Amendment 23, in the name of Tavish Scott, would require the Parliament to approve the island-proofing guidance. I understand that that might be helpful and I accept that there are good intentions behind the amendment, but I am concerned that the approach might restrict the ability of island communities to input when guidance was being developed. I will wait to hear what Tavish Scott says about that.

I say to Jamie Greene that amendment 21 would not have the same effect as amendment 23. Amendment 21 is about consulting local authorities as we develop the guidance, whereas, as far as I can see, the effect of amendment 23 would be that every change to the guidance would require a parliamentary vote, which I think would limit community involvement.

Tavish Scott (Shetland Islands) (LD)

Amendment 23 would require the Scottish ministers to lay before the Parliament for its approval guidance on the section 7 duty.

I reflected on the debate that the committee had last week about the exhaustive—or otherwise—nature of the islands plan and matters therein, and I absolutely take the committee’s point that there is a debate to be had about whether to include a list. The example of broadband works both ways. Should there be a right to broadband coverage of a certain level in the islands? Absolutely, but would a provision on coverage of a certain level be future proofed, given that technology moves on? There is certainly a debate to be had, and I entirely take the committee’s views on that.

It follows that if so much is to be in guidance—and a theme of the bill appears to be that much will be done by way of guidance—it is appropriate that the Parliament should have an opportunity to see and approve the guidance.

I entirely take Gail Ross’s point. Amendment 23 is not intended in any way to restrict the ability of islands, or of any group, organisation, business or local authority, to take a view on the guidance and to get involved with Government in ensuring that the guidance is correct and appropriate for the islands. Such restriction would be entirely counterproductive.

Nevertheless, the Parliament should have a role in approving the guidance. The Parliament sees an awful lot of guidance, and given how little detail is in the bill and how much will come through in guidance, it is appropriate that we test the arguments as to how the Parliament oversees the process and carries out its proper role in scrutinising ministerial activity. I commend amendment 23 to the committee.

Stewart Stevenson

I support what Gail Ross and Colin Smyth said about amendments 45 and 73.

On amendment 43, we must consider how the insertion of the word “due” qualifies the word “regard”. I take it as restricting rather than expanding the regard that must be had—only “due regard” must be had.

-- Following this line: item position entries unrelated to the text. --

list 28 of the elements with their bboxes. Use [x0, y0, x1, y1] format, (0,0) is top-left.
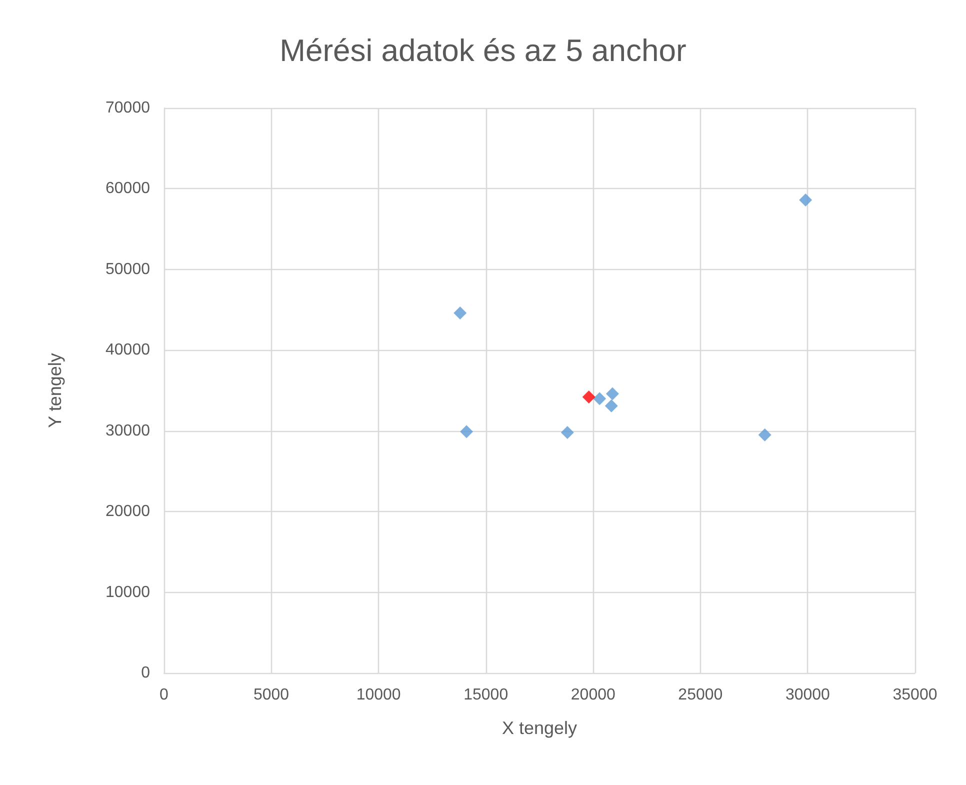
point [606, 387, 619, 400]
y-tick-label: 50000 [106, 260, 150, 278]
point [560, 426, 574, 439]
y-axis-title: Y tengely [45, 353, 65, 428]
x-tick-label: 30000 [785, 686, 830, 704]
x-tick-label: 20000 [570, 686, 616, 704]
point [582, 390, 596, 404]
y-tick-label: 20000 [106, 503, 150, 520]
chart-title: Mérési adatok és az 5 anchor [280, 33, 686, 68]
y-tick-label: 40000 [106, 342, 150, 359]
x-tick-label: 35000 [892, 686, 938, 704]
x-tick-label: 25000 [678, 686, 723, 704]
y-tick-label: 10000 [106, 584, 150, 601]
x-axis-title: X tengely [502, 718, 578, 738]
x-tick-label: 0 [160, 686, 169, 704]
x-tick-label: 15000 [464, 686, 508, 704]
y-tick-label: 70000 [106, 100, 150, 116]
point [593, 392, 606, 406]
x-tick-label: 5000 [253, 686, 290, 704]
point [758, 428, 772, 442]
point [604, 399, 618, 412]
point [460, 425, 474, 438]
y-tick-label: 60000 [106, 180, 150, 198]
point [454, 306, 467, 320]
y-tick-label: 30000 [106, 422, 150, 440]
point [799, 194, 812, 207]
y-tick-label: 0 [141, 664, 150, 682]
x-tick-label: 10000 [356, 686, 401, 704]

I cannot see an argument for adding “due”.

Mike Rumbles

With due respect to Jamie Greene, his amendments would not achieve what he thinks they would. The bill will be weakened if we agree to them, so I urge him not to press amendment 43 and not to move his other amendments.

Tavish Scott is absolutely right with his amendment 23; Parliament should approve the guidance by resolution, because a lot is going into the guidance. The bill is an enabling bill, and we had a discussion about what it should include. I cannot see anything wrong with the minister producing the guidance and then putting it before Parliament so that we can have our say on it. We can only say yes or no; it is not as though we will be interfering with the guidance, as it were. That is a proper role for Parliament, so amendment 23 is absolutely essential. I also support the other amendments in the group.

John Finnie

I will restrict my comment to Tavish Scott’s amendment 23. As Mike Rumbles said, the bill is a piece of enabling legislation and the amendment would be complementary to it. Importantly, it would give Parliament joint ownership, which can only be positive. Therefore, I support Tavish Scott’s amendment 23.

Gail Ross

I have a question about amendment 23. Would Parliament approve the guidance when it is complete, or would it have to approve every small change as the guidance develops? It will be a flexible rather than a fixed document. How many times does the member expect it to come back to Parliament?

The Convener

Is Tavish Scott asking to make an intervention?